Planning chiefs have put their own council bosses under the spotlight over the thinking behind controversial plans to knock down a former Angus sheltered housing complex and replace it with fewer homes.
They have asked the blunt question of whether bulldozing 25 homes at Edzell’s now empty Inglis Court to create a 21-house scheme is sustainable or the best use of public cash.
Councillors have already backed the £3.5 million regeneration project, but it is still to clear the planning hurdle.
Last year, an Angus developer’s £250,000 bid to buy the former sheltered housing complex and re-develop the flats was rejected.
The planners’ probing questions over the wisdom of demolition is part of growing opposition to the demolition plan.
It has been branded “unnecessary” by the local community council.
In his query to housing colleagues, development standards officer Walter Wyllie says: “It would be helpful for third parties, consultees and elected members to be provided with an explanation regarding why demolition rather than reuse of Inglis Court is being proposed.
“Why is demolition and rebuild the most sustainable form of development?
“And why does the proposed development represent the best option in terms of best value and use of public funds?
“This matter is likely to be something which will be raised at the development standards committee so an explanation would be helpful for all.
“It would also enable this matter to be addressed thoroughly in a committee report.”
Community council opposition
Inveresk Community Council’s objection states: “It is a strongly held view locally that demolition is unnecessary and would be a poor use of scarce resources.
“This is on the assumption that the building is structurally sound and could be adapted and made fully fit for purpose at much less expense than by way of demolition and new build.”
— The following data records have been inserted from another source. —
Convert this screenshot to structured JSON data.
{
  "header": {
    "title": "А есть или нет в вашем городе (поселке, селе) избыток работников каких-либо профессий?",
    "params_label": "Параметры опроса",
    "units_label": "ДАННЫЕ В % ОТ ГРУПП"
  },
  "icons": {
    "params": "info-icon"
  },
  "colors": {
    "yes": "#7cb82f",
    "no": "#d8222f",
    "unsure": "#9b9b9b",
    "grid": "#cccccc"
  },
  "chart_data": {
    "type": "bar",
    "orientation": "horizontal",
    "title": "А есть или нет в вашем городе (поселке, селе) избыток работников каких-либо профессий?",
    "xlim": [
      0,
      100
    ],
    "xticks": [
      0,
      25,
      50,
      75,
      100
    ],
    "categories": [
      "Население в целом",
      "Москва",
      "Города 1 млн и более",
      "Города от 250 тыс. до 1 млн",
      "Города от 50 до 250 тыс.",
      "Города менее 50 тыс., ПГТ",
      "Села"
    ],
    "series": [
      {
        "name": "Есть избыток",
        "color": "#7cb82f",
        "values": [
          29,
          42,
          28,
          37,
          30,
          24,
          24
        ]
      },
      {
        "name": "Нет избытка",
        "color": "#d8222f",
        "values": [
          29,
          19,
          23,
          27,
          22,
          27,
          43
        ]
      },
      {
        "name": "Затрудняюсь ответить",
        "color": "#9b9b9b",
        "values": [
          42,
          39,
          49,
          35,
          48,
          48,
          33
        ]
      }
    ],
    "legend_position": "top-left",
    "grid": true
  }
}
Angus Council’s policies and management of the building have been as much the cause of reduced demand as a response to it.
Inveresk Community Council
The group suggests there is still a demand for sheltered housing in Edzell.
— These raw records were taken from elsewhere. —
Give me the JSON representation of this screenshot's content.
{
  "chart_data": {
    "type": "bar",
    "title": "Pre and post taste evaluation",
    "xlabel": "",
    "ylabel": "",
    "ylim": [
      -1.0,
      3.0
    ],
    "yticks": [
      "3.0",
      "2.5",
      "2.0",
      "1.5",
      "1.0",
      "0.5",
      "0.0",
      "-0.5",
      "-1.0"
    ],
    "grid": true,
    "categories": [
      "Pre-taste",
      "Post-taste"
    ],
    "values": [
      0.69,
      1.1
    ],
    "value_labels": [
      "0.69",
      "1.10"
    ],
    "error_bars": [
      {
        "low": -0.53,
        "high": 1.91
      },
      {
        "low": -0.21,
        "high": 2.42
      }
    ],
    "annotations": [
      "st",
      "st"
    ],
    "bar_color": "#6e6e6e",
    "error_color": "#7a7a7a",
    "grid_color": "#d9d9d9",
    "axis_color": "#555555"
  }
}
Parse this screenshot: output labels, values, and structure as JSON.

They cite the removal of wardens as the first step in Inglis Court’s decline, followed by a lack of maintenance and putting younger tenants alongside the old and vulnerable.
“In short, the view is that Angus Council’s policies and management of the building have been as much the cause of reduced demand as a response to it.
“Inglis Court could again be a thriving facility, well integrated socially with the local community and serving principally older people with strong connections with the local area.
“Instead, ways of making constructive use of the building should be fully explored, preferably by refurbishing it as updated and fit-for-purpose sheltered housing with tenancy support officer support,” say the community council.
The plans were lodged by the council’s housing department last November and have now passed the February determination deadline.
Angus Council confirmed Inglis Court is now vacant but could not give a firm date for when the planning application will come before councillors.